Translator’s Note: In Tristia (1922), his second collection of poems, Osip Mandelstam responded to the wars and upheaval of the years between 1917 and 1922 in Russia by celebrating the order and culture of the classical world. He spent part of these years as a refugee in the Crimea, which remained for a long time sheltered from the revolutionary and civil wars. The Crimea was to Mandelstam sacred ground because it had been part of the ancient Greek world, and he particularly valued the peace and hospitality he found there with the painter S.Y. Sudeikin and his wife, Vera Arturovna. Vera Sudeikin, who later married Igor Stravinsky, died in New York on September 17, 1982.

In his “Tristia,” Ovid wrote of his exile from Rome to the shores of the Black Sea. Mandelstam’s “Tristia” partly echoes Ovid’s account of his last night in Rome, and perhaps also records Mandelstam’s sense that the Saint Petersburg he loved, and the life he had known there before the Revolution, were gone forever.

TRISTIA

I have studied the science of saying goodbye
In a night of lamentations with hair unbound.
The oxen chew, and the wait drags on and on
Till the last hour of the city’s vigil comes round,
And I ponder the ritual of that cockcrow night
When I lifted the load of sorrow I must bear
While eyes red from weeping stared somewhere out of sight
And the song of the Muses merged with a woman’s tears.

Who can know, when he hears the word “farewell”
What kind of separation is before us,
Or what it is the crowing cock foretells
When the fire burns upon the acropolis,
And as some new kind of life is dawning,
While the oxen chew lethargically in their stall,
Why the cock, the herald of new life,
Flaps his wings on the city wall?

And so I cherish the familiar rituals of yarn:
The shuttle moves to and fro, the spindle hums,
Look there—running, like a fleck of swansdown,
Barefoot Delia comes!
Ah, this life of ours stands upon a base so thin,
And the language of rejoicing is so poor!
It all happened long ago, it all happens once more,
And nothing is sweet but the moment of recognition.

So be it: a fluid pattern
Spreads across a clean earthen plate
Like a squirrel skin someone has flattened,
Hovering over the wax, a girl waits.
It is not for us to speculate about Greek Erebus,
What wax is for women, bronze is for men.
Fate comes only in battle for us,
But their fate is to die in telling fortunes.
(1918)

THE STREAM OF GOLDEN HONEY

for Vera Stravinsky

The stream of golden honey trickled out of the bottle, so viscous
And so very slow, that the lady of the house had time to say:
Here, in sad Tauride, where our destiny has brought us,
We are not bored—she glanced over her shoulder—not in any way.

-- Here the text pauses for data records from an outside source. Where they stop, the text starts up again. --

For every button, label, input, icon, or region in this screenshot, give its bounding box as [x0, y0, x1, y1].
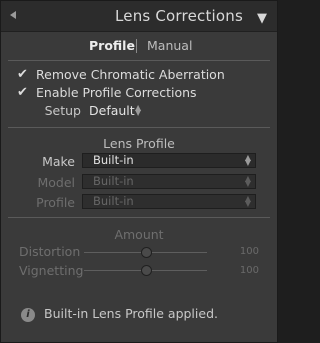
make-select[interactable]: Built-in ▲ ▼ [82, 153, 256, 168]
tab-manual[interactable]: Manual [147, 38, 192, 53]
distortion-label: Distortion [19, 244, 81, 259]
lens-corrections-panel: Lens Corrections ▼ Profile Manual ✔ Remo… [0, 0, 278, 343]
panel-header[interactable]: Lens Corrections ▼ [1, 1, 277, 32]
model-updown-icon: ▲ ▼ [244, 174, 251, 188]
model-select[interactable]: Built-in ▲ ▼ [82, 174, 256, 189]
setup-updown-icon[interactable]: ▲ ▼ [135, 104, 141, 117]
setup-label: Setup [44, 103, 81, 118]
model-label: Model [37, 175, 75, 190]
make-value: Built-in [93, 153, 134, 167]
tab-separator [136, 39, 137, 53]
divider [8, 127, 270, 128]
lens-profile-heading: Lens Profile [103, 136, 175, 151]
profile-updown-icon: ▲ ▼ [244, 194, 251, 208]
vignetting-label: Vignetting [19, 263, 84, 278]
make-label: Make [42, 154, 75, 169]
divider [8, 217, 270, 218]
vignetting-value[interactable]: 100 [233, 265, 259, 276]
profile-label: Profile [36, 195, 75, 210]
amount-heading: Amount [114, 227, 164, 242]
collapse-triangle-icon[interactable]: ▼ [257, 11, 267, 26]
divider [8, 60, 270, 61]
enable-profile-checkbox-icon[interactable]: ✔ [17, 86, 30, 99]
profile-value: Built-in [93, 194, 134, 208]
panel-solo-triangle-icon[interactable] [10, 11, 16, 19]
remove-ca-label: Remove Chromatic Aberration [36, 67, 225, 82]
info-icon: i [21, 308, 35, 322]
remove-ca-checkbox-icon[interactable]: ✔ [17, 68, 30, 81]
enable-profile-label: Enable Profile Corrections [36, 85, 197, 100]
panel-title: Lens Corrections [114, 7, 243, 25]
status-message: Built-in Lens Profile applied. [44, 306, 218, 321]
setup-dropdown[interactable]: Default [89, 103, 135, 118]
distortion-slider-thumb[interactable] [141, 247, 152, 258]
remove-ca-row[interactable]: ✔ Remove Chromatic Aberration [17, 67, 225, 82]
enable-profile-row[interactable]: ✔ Enable Profile Corrections [17, 85, 197, 100]
make-updown-icon: ▲ ▼ [244, 153, 251, 167]
model-value: Built-in [93, 174, 134, 188]
profile-select[interactable]: Built-in ▲ ▼ [82, 194, 256, 209]
tab-profile[interactable]: Profile [89, 38, 135, 53]
vignetting-slider-thumb[interactable] [141, 265, 152, 276]
distortion-value[interactable]: 100 [233, 246, 259, 257]
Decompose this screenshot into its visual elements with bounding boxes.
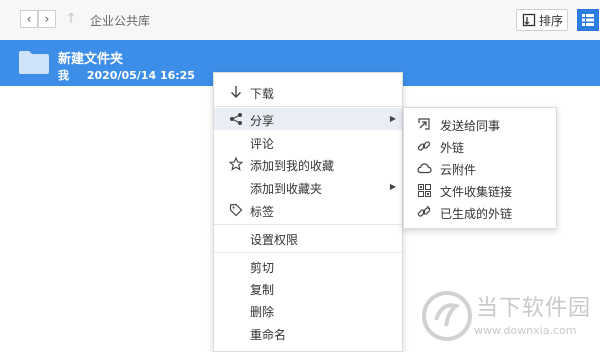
menu-item-label: 已生成的外链 <box>440 207 513 221</box>
menu-item-cut[interactable]: 剪切 <box>214 255 402 277</box>
watermark-logo <box>422 291 472 341</box>
link-generated-icon <box>416 204 432 220</box>
menu-item-label: 标签 <box>250 205 275 219</box>
sort-button[interactable]: 排序 <box>516 9 568 31</box>
menu-item-copy[interactable]: 复制 <box>214 277 402 299</box>
arrow-up-icon: ↑ <box>65 11 77 27</box>
menu-divider <box>214 224 402 225</box>
menu-item-delete[interactable]: 删除 <box>214 299 402 321</box>
menu-item-add-to-folder[interactable]: 添加到收藏夹 ▶ <box>214 176 402 198</box>
menu-item-label: 剪切 <box>250 261 275 275</box>
menu-item-label: 发送给同事 <box>440 119 501 133</box>
menu-item-label: 下载 <box>250 87 275 101</box>
download-icon <box>228 84 244 100</box>
menu-item-label: 重命名 <box>250 328 287 342</box>
cloud-icon <box>416 160 432 176</box>
menu-item-label: 添加到我的收藏 <box>250 159 335 173</box>
menu-item-label: 设置权限 <box>250 233 299 247</box>
file-modified-time: 2020/05/14 16:25 <box>86 69 195 82</box>
menu-item-share[interactable]: 分享 ▶ <box>214 108 402 130</box>
submenu-item-generated-links[interactable]: 已生成的外链 <box>404 201 556 223</box>
submenu-arrow-icon: ▶ <box>389 182 396 191</box>
menu-item-permissions[interactable]: 设置权限 <box>214 227 402 249</box>
toolbar: ‹ › ↑ 企业公共库 排序 <box>0 0 600 41</box>
forward-button[interactable]: › <box>38 10 56 28</box>
grid-icon <box>416 182 432 198</box>
submenu-item-external-link[interactable]: 外链 <box>404 135 556 157</box>
menu-item-comment[interactable]: 评论 <box>214 131 402 153</box>
sort-label: 排序 <box>539 13 564 28</box>
chevron-right-icon: › <box>44 12 50 26</box>
menu-item-label: 分享 <box>250 114 275 128</box>
menu-item-label: 复制 <box>250 283 275 297</box>
menu-item-label: 删除 <box>250 305 275 319</box>
list-view-icon <box>582 14 594 26</box>
watermark: 当下软件园 www.downxia.com <box>420 288 598 346</box>
watermark-title: 当下软件园 <box>476 296 592 321</box>
tag-icon <box>228 202 244 218</box>
share-icon <box>228 111 244 127</box>
menu-item-label: 评论 <box>250 137 275 151</box>
up-button[interactable]: ↑ <box>62 10 80 28</box>
submenu-item-collection-link[interactable]: 文件收集链接 <box>404 179 556 201</box>
menu-divider <box>214 106 402 107</box>
share-submenu: 发送给同事 外链 云附件 文件收集链接 已生成的外链 <box>403 107 557 229</box>
file-owner: 我 <box>58 69 69 82</box>
menu-item-label: 添加到收藏夹 <box>250 182 323 196</box>
file-name: 新建文件夹 <box>58 52 124 67</box>
menu-item-label: 云附件 <box>440 163 477 177</box>
chevron-left-icon: ‹ <box>26 12 32 26</box>
submenu-item-cloud-attachment[interactable]: 云附件 <box>404 157 556 179</box>
breadcrumb[interactable]: 企业公共库 <box>90 12 150 29</box>
back-button[interactable]: ‹ <box>20 10 38 28</box>
star-icon <box>228 156 244 172</box>
submenu-arrow-icon: ▶ <box>389 114 396 123</box>
link-icon <box>416 138 432 154</box>
menu-item-label: 外链 <box>440 141 465 155</box>
menu-item-download[interactable]: 下载 <box>214 81 402 103</box>
list-view-button[interactable] <box>577 9 599 31</box>
menu-item-tag[interactable]: 标签 <box>214 199 402 221</box>
menu-item-add-favorite[interactable]: 添加到我的收藏 <box>214 153 402 175</box>
menu-divider <box>214 252 402 253</box>
file-meta: 我 2020/05/14 16:25 <box>58 67 209 83</box>
menu-item-rename[interactable]: 重命名 <box>214 322 402 344</box>
sort-icon <box>522 13 536 27</box>
menu-item-label: 文件收集链接 <box>440 185 513 199</box>
watermark-url: www.downxia.com <box>474 324 577 337</box>
submenu-item-send-to-colleague[interactable]: 发送给同事 <box>404 113 556 135</box>
context-menu: 下载 分享 ▶ 评论 添加到我的收藏 添加到收藏夹 ▶ 标签 设置权限 剪切 复… <box>213 72 403 352</box>
send-icon <box>416 116 432 132</box>
folder-icon <box>19 51 49 74</box>
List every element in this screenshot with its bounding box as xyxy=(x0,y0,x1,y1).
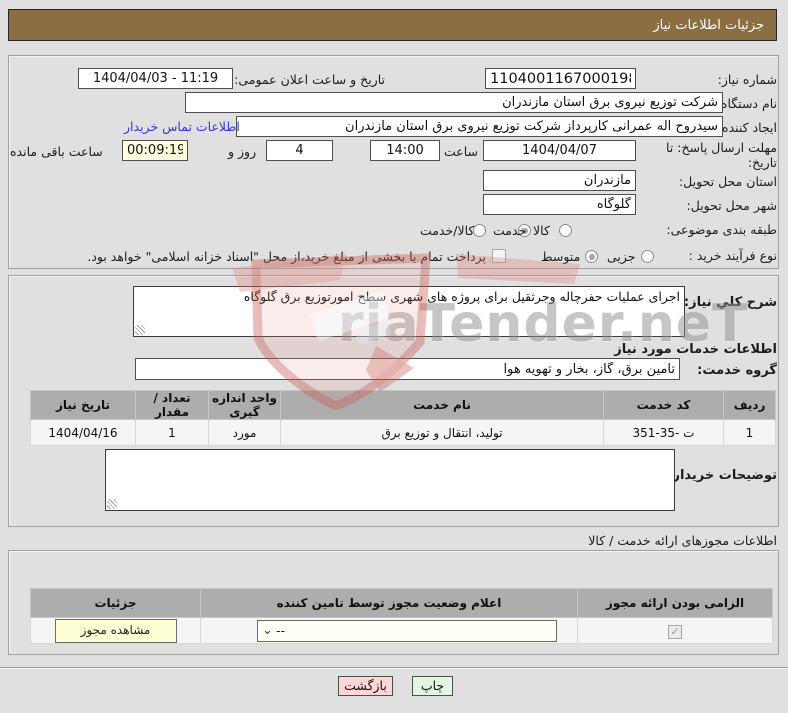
col-permit-status: اعلام وضعیت مجوز توسط تامین کننده xyxy=(200,588,578,618)
deadline-hour-label: ساعت xyxy=(444,144,479,159)
cell-service-code: 351-35- ت xyxy=(603,419,724,446)
col-need-date: تاریخ نیاز xyxy=(30,390,136,420)
treasury-checkbox[interactable] xyxy=(492,249,506,263)
cell-unit: مورد xyxy=(208,419,281,446)
cell-quantity: 1 xyxy=(135,419,209,446)
need-description-label: شرح کلي نیاز: xyxy=(683,295,777,310)
service-group-label: گروه خدمت: xyxy=(697,363,777,378)
deadline-label-line2: تاریخ: xyxy=(747,155,777,170)
delivery-city-label: شهر محل تحویل: xyxy=(686,198,777,213)
remaining-hours-label: ساعت باقی مانده xyxy=(10,144,103,159)
buyer-notes-label: توضیحات خریدار: xyxy=(667,468,777,483)
creator-field[interactable] xyxy=(236,116,723,137)
process-option-medium: متوسط xyxy=(541,249,581,264)
announce-datetime-field[interactable] xyxy=(78,68,233,89)
buyer-org-field[interactable] xyxy=(185,92,723,113)
need-description-textarea[interactable]: اجرای عملیات حفرچاله وجرثقیل برای پروژه … xyxy=(133,286,685,337)
back-button[interactable]: بازگشت xyxy=(338,676,393,696)
col-permit-required: الزامی بودن ارائه مجوز xyxy=(577,588,773,618)
col-service-code: کد خدمت xyxy=(603,390,724,420)
permits-heading: اطلاعات مجوزهای ارائه خدمت / کالا xyxy=(588,533,777,548)
permits-table: الزامی بودن ارائه مجوز اعلام وضعیت مجوز … xyxy=(30,588,773,644)
view-permit-button[interactable]: مشاهده مجوز xyxy=(54,618,177,643)
footer-divider-highlight xyxy=(0,668,788,669)
deadline-label-line1: مهلت ارسال پاسخ: تا xyxy=(666,140,777,155)
delivery-province-label: استان محل تحویل: xyxy=(678,174,777,189)
permit-required-checkbox[interactable]: ✓ xyxy=(668,625,682,639)
deadline-date-field[interactable] xyxy=(483,140,636,161)
process-radio-minor[interactable] xyxy=(641,250,654,263)
cell-permit-details: مشاهده مجوز xyxy=(30,617,201,644)
col-quantity: تعداد / مقدار xyxy=(135,390,209,420)
col-unit: واحد اندازه گیری xyxy=(208,390,281,420)
page-title: جزئیات اطلاعات نیاز xyxy=(8,9,777,41)
services-table-row: 1 351-35- ت تولید، انتقال و توزیع برق مو… xyxy=(30,419,776,446)
category-option-goods: کالا xyxy=(533,223,550,238)
purchase-process-label: نوع فرآیند خرید : xyxy=(688,248,777,263)
delivery-city-field[interactable] xyxy=(483,194,636,215)
cell-need-date: 1404/04/16 xyxy=(30,419,136,446)
services-header-row: ردیف کد خدمت نام خدمت واحد اندازه گیری ت… xyxy=(30,390,776,420)
deadline-time-field[interactable] xyxy=(370,140,440,161)
subject-category-label: طبقه بندی موضوعی: xyxy=(666,222,777,237)
permit-status-value: -- xyxy=(276,622,286,638)
process-option-minor: جزیی xyxy=(607,249,636,264)
announce-datetime-label: تاریخ و ساعت اعلان عمومی: xyxy=(234,72,385,87)
category-radio-goods-service[interactable] xyxy=(473,224,486,237)
cell-service-name: تولید، انتقال و توزیع برق xyxy=(280,419,604,446)
service-group-field[interactable] xyxy=(135,358,680,380)
process-radio-medium[interactable] xyxy=(585,250,598,263)
permit-status-select[interactable]: ⌄ -- xyxy=(257,619,557,642)
category-radio-goods[interactable] xyxy=(559,224,572,237)
buyer-contact-link[interactable]: اطلاعات تماس خریدار xyxy=(124,119,240,134)
deadline-label: مهلت ارسال پاسخ: تا تاریخ: xyxy=(647,140,777,170)
services-heading: اطلاعات خدمات مورد نیاز xyxy=(614,342,777,357)
print-button[interactable]: چاپ xyxy=(412,676,453,696)
delivery-province-field[interactable] xyxy=(483,170,636,191)
category-option-service: خدمت xyxy=(493,223,527,238)
permits-header-row: الزامی بودن ارائه مجوز اعلام وضعیت مجوز … xyxy=(30,588,773,618)
chevron-down-icon: ⌄ xyxy=(262,622,273,638)
buyer-notes-textarea[interactable] xyxy=(105,449,675,511)
remaining-days-field[interactable] xyxy=(266,140,333,161)
permits-table-row: ✓ ⌄ -- مشاهده مجوز xyxy=(30,617,773,644)
need-details-page: جزئیات اطلاعات نیاز شماره نیاز: تاریخ و … xyxy=(0,0,788,713)
cell-permit-required: ✓ xyxy=(577,617,773,644)
cell-row-number: 1 xyxy=(723,419,776,446)
col-service-name: نام خدمت xyxy=(280,390,604,420)
treasury-note-label: پرداخت تمام یا بخشی از مبلغ خرید،از محل … xyxy=(87,249,486,264)
col-row-number: ردیف xyxy=(723,390,776,420)
col-permit-details: جزئیات xyxy=(30,588,201,618)
days-and-label: روز و xyxy=(228,144,257,159)
need-number-field[interactable] xyxy=(485,68,636,89)
check-icon: ✓ xyxy=(670,625,680,638)
need-number-label: شماره نیاز: xyxy=(717,72,777,87)
services-table: ردیف کد خدمت نام خدمت واحد اندازه گیری ت… xyxy=(30,390,776,446)
remaining-time-field[interactable] xyxy=(122,140,188,161)
category-option-goods-service: کالا/خدمت xyxy=(420,223,475,238)
cell-permit-status: ⌄ -- xyxy=(200,617,578,644)
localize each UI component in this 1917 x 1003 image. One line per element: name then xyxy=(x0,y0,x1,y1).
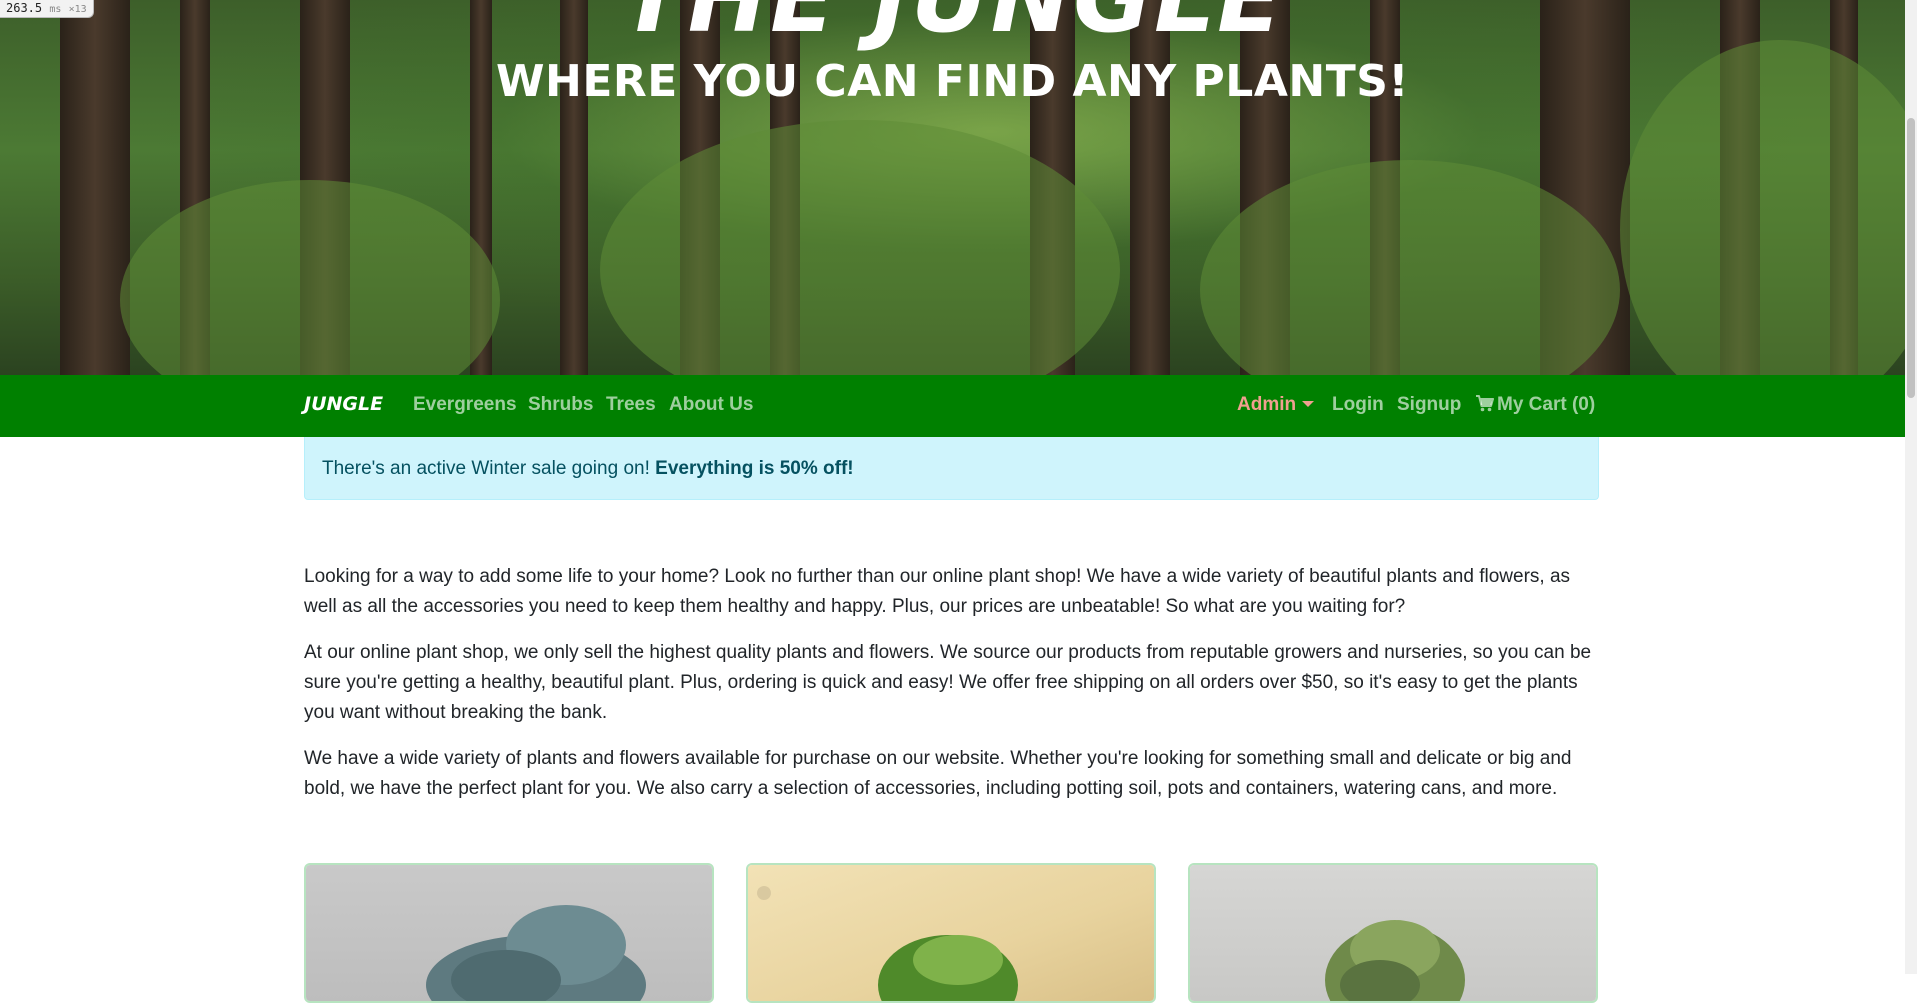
nav-link-login[interactable]: Login xyxy=(1332,394,1384,416)
product-card[interactable] xyxy=(1188,863,1598,1003)
intro-paragraph: We have a wide variety of plants and flo… xyxy=(304,748,1572,799)
brand-link[interactable]: JUNGLE xyxy=(304,393,383,415)
page-scrollbar[interactable] xyxy=(1905,0,1917,974)
shopping-cart-icon xyxy=(1476,395,1494,418)
caret-down-icon xyxy=(1302,401,1315,407)
product-card[interactable] xyxy=(304,863,714,1003)
hero-title: THE JUNGLE xyxy=(0,0,1905,54)
product-card[interactable] xyxy=(746,863,1156,1003)
cart-label: My Cart (0) xyxy=(1497,394,1596,415)
scrollbar-thumb[interactable] xyxy=(1907,118,1915,398)
hero-subtitle: WHERE YOU CAN FIND ANY PLANTS! xyxy=(496,56,1409,107)
admin-label: Admin xyxy=(1237,394,1297,415)
perf-count: ×13 xyxy=(68,4,87,15)
foliage xyxy=(120,180,500,375)
performance-overlay: 263.5 ms ×13 xyxy=(0,0,94,18)
intro-paragraph: Looking for a way to add some life to yo… xyxy=(304,566,1571,617)
sale-alert-emphasis: Everything is 50% off! xyxy=(655,458,854,479)
perf-unit: ms xyxy=(49,4,62,15)
nav-link-signup[interactable]: Signup xyxy=(1397,394,1461,416)
product-image xyxy=(306,865,712,1001)
nav-link-evergreens[interactable]: Evergreens xyxy=(413,394,517,416)
sale-alert-text: There's an active Winter sale going on! xyxy=(322,458,656,479)
nav-link-shrubs[interactable]: Shrubs xyxy=(528,394,593,416)
sale-alert: There's an active Winter sale going on! … xyxy=(304,437,1599,500)
main-navbar: JUNGLE Evergreens Shrubs Trees About Us … xyxy=(0,375,1905,437)
nav-link-trees[interactable]: Trees xyxy=(606,394,656,416)
product-image xyxy=(748,865,1154,1001)
admin-dropdown[interactable]: Admin xyxy=(1237,394,1315,416)
perf-value: 263.5 xyxy=(6,1,43,15)
nav-link-cart[interactable]: My Cart (0) xyxy=(1476,394,1595,418)
nav-link-about-us[interactable]: About Us xyxy=(669,394,753,416)
intro-paragraph: At our online plant shop, we only sell t… xyxy=(304,642,1592,723)
navbar-container: JUNGLE Evergreens Shrubs Trees About Us … xyxy=(304,375,1595,437)
product-image xyxy=(1190,865,1596,1001)
hero-banner: THE JUNGLE WHERE YOU CAN FIND ANY PLANTS… xyxy=(0,0,1905,375)
intro-content: Looking for a way to add some life to yo… xyxy=(304,562,1599,820)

Everywhere they are working for Bacchus, as if the world held only
Watchmen and dogs—as you pass by, you won’t see anyone—
The quiet days are like ponderous barrels, rolling along:
There are voices far off in a hut—you won’t understand them, you
won’t reply.
After tea we went outside, into a wide brown garden;
Dark blinds like eyelashes hung to the window-sills,
We went past the white columns to look at the vines,
Where the crystal air poured down over sleeping hills.

I said: the vine is alive, like some battle of long ago,
Where curling ranks of curl-crested riders charge.
The science of Hellas is in stony Tauride, and so
The rusted furrows are here, the noble gold acreage.

Well, yes, and silence stands like a spinning-wheel in the white
chamber.It smells of paint, of vinegar, of cool wine from the cellar.
The wife in the Greek house, that they all loved—do you remember—
Not Helen—the other one—how long she used to embroider?

Golden Fleece, where are you, Golden Fleece?
All voyage long the crashing of heavy waves,
And leaving his ship, its sails worn thin by the seas,
Odysseus came home, sated with time and space.